Conventional microscopy is usually constrained by the diffraction of light around objects, with light waves scattering on striking an object, so that the spatial resolution is only about a half of the wavelength of the light being emitted; for visible light, the diffraction limits the resolution to less than a few hundred nanometers. To ensure visible light can achieve a resolution of only a few nanometers and overcome the diffraction limit, nanometer-sized light sources such as nanoparticles, quantum dots and fluorescent molecules must be sufficiently close to the object being imaged.

In new research from the Joint Quantum Institute at the University of Maryland, a way of sharpening nanoscale microscopy by improving the precise location of the light source has been demonstrated. The study, reported in Nature Communications [Ropp et al. Nat. Commun. (2015) DOI: 10.1038/ncomms7558], used quantum dots – tiny crystals made from a semiconductor material – that emit single photons of light. Nanoscopic mappings of the electromagnetic field profile around silver nano-wires was carried out by placing the quantum dots close by. However, such sub-wavelength imaging has a problem in that an “image dipole” induced in the surface of the nanowire acts to distort awareness of their actual location, and therefore their electromagnetic field measurement.

When a dot approaches the wire, the latter develops an “image” electrical dipole whose emission can interfere with the emission from the dot. As the measured light from the dot is the substance of the imaging process, the presence of light coming from the image dipole can interfere with light coming from the dot, distorting the perceived position of the dot by 10 times more than the expected spatial accuracy of the imaging technique.
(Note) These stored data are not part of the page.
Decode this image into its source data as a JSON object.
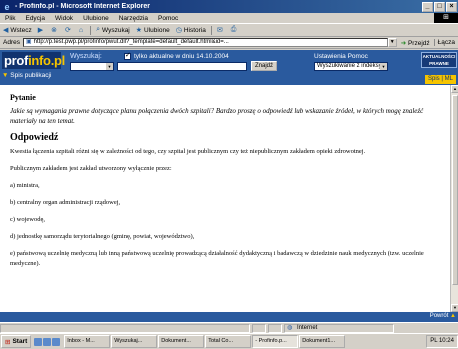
{
  "window": {
    "title": "- Profinfo.pl - Microsoft Internet Explorer",
    "minimize": "_",
    "maximize": "□",
    "close": "×"
  },
  "menu": [
    "Plik",
    "Edycja",
    "Widok",
    "Ulubione",
    "Narzędzia",
    "Pomoc"
  ],
  "toolbar": {
    "back": "Wstecz",
    "search": "Wyszukaj",
    "favorites": "Ulubione",
    "history": "Historia"
  },
  "address": {
    "label": "Adres",
    "url": "http://p.test.pwp.pl/profinfo/pwut.dll?_template=default_default.html&id=...",
    "go": "Przejdź",
    "links": "Łącza"
  },
  "site": {
    "logo_main": "prof",
    "logo_accent": "info.pl",
    "search_label": "Wyszukaj:",
    "only_current_label": "tylko aktualne w dniu 14.10.2004",
    "settings_label": "Ustawienia  Pomoc",
    "search_button": "Znajdź",
    "category_value": "",
    "search_value": "",
    "sort_value": "Wyszukiwanie z indeksy...",
    "spis_link": "Spis publikacji",
    "spis_right": "Spis | ML",
    "brand_box": "AKTUALNOŚCI PRAWNE",
    "powrot": "Powrót"
  },
  "content": {
    "h_question": "Pytanie",
    "question": "Jakie są wymagania prawne dotyczące planu połączenia dwóch szpitali? Bardzo proszę o odpowiedź lub wskazanie źródeł, w których mogę znaleźć materiały na ten temat.",
    "h_answer": "Odpowiedź",
    "paragraphs": [
      "Kwestia łączenia szpitali różni się w zależności od tego, czy szpital jest publicznym czy też niepublicznym zakładem opieki zdrowotnej.",
      "Publicznym zakładem jest zakład utworzony wyłącznie przez:",
      "a) ministra,",
      "b) centralny organ administracji rządowej,",
      "c) wojewodę,",
      "d) jednostkę samorządu terytorialnego (gminę, powiat, województwo),",
      "e) państwową uczelnię medyczną lub inną państwową uczelnię prowadzącą działalność dydaktyczną i badawczą w dziedzinie nauk medycznych (tzw. uczelnie medyczne)."
    ]
  },
  "status": {
    "zone": "Internet"
  },
  "taskbar": {
    "start": "Start",
    "tasks": [
      "Inbox - M...",
      "Wyszukaj...",
      "Dokument...",
      "Total Co...",
      "- Profinfo.p...",
      "Dokument1..."
    ],
    "active_index": 4,
    "tray": "PL 10:24"
  }
}
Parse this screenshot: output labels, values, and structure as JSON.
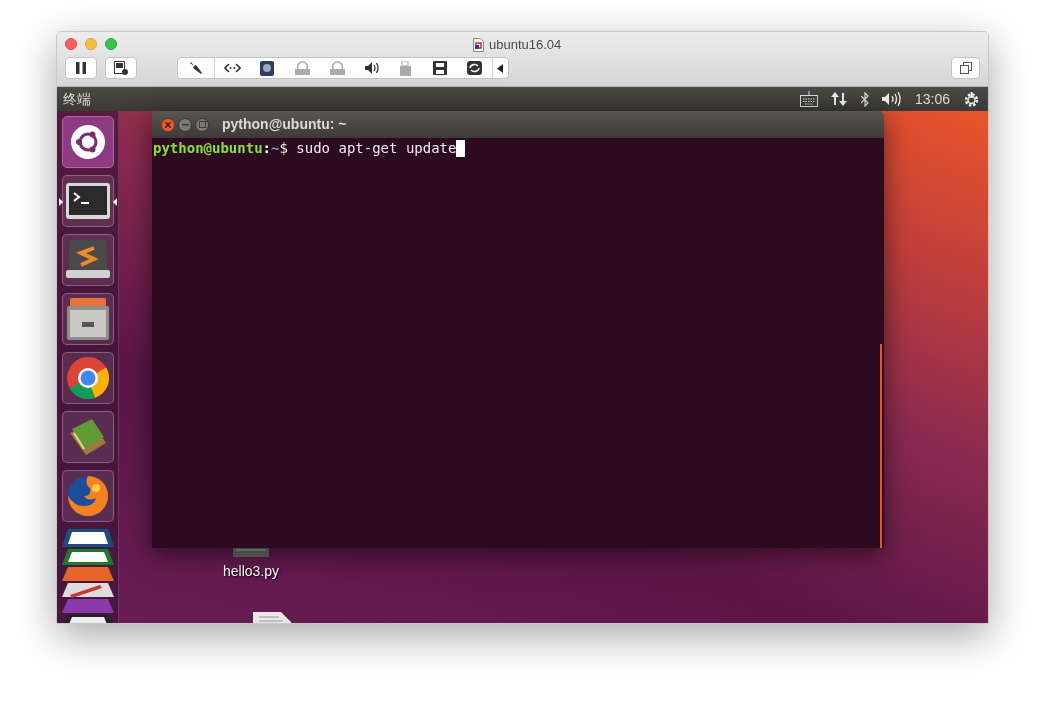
{
  "window": {
    "title": "ubuntu16.04"
  },
  "top_panel": {
    "app_title": "终端",
    "clock": "13:06"
  },
  "launcher": {
    "items": [
      {
        "kind": "ubuntu",
        "selected": false
      },
      {
        "kind": "terminal",
        "selected": true
      },
      {
        "kind": "editor",
        "selected": false
      },
      {
        "kind": "files",
        "selected": false
      },
      {
        "kind": "chrome",
        "selected": false
      },
      {
        "kind": "books",
        "selected": false
      },
      {
        "kind": "firefox",
        "selected": false
      },
      {
        "kind": "stack",
        "selected": false
      }
    ]
  },
  "terminal": {
    "title": "python@ubuntu: ~",
    "prompt_user": "python@ubuntu",
    "prompt_separator": ":",
    "prompt_path": "~",
    "prompt_symbol": "$",
    "command": "sudo apt-get update"
  },
  "desktop_icons": [
    {
      "label": "hello3.py"
    }
  ]
}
The team managed to measure the image-dipole effect and show that it can be corrected under the right circumstances, offering a more accurate map of the electromagnetic fields surrounding the nanowire. This shows there are substantial inaccuracies in super-resolved imaging, and describes a procedure to correct for them, providing a pathway towards probing and correcting image-dipole effects in near-field imaging applications.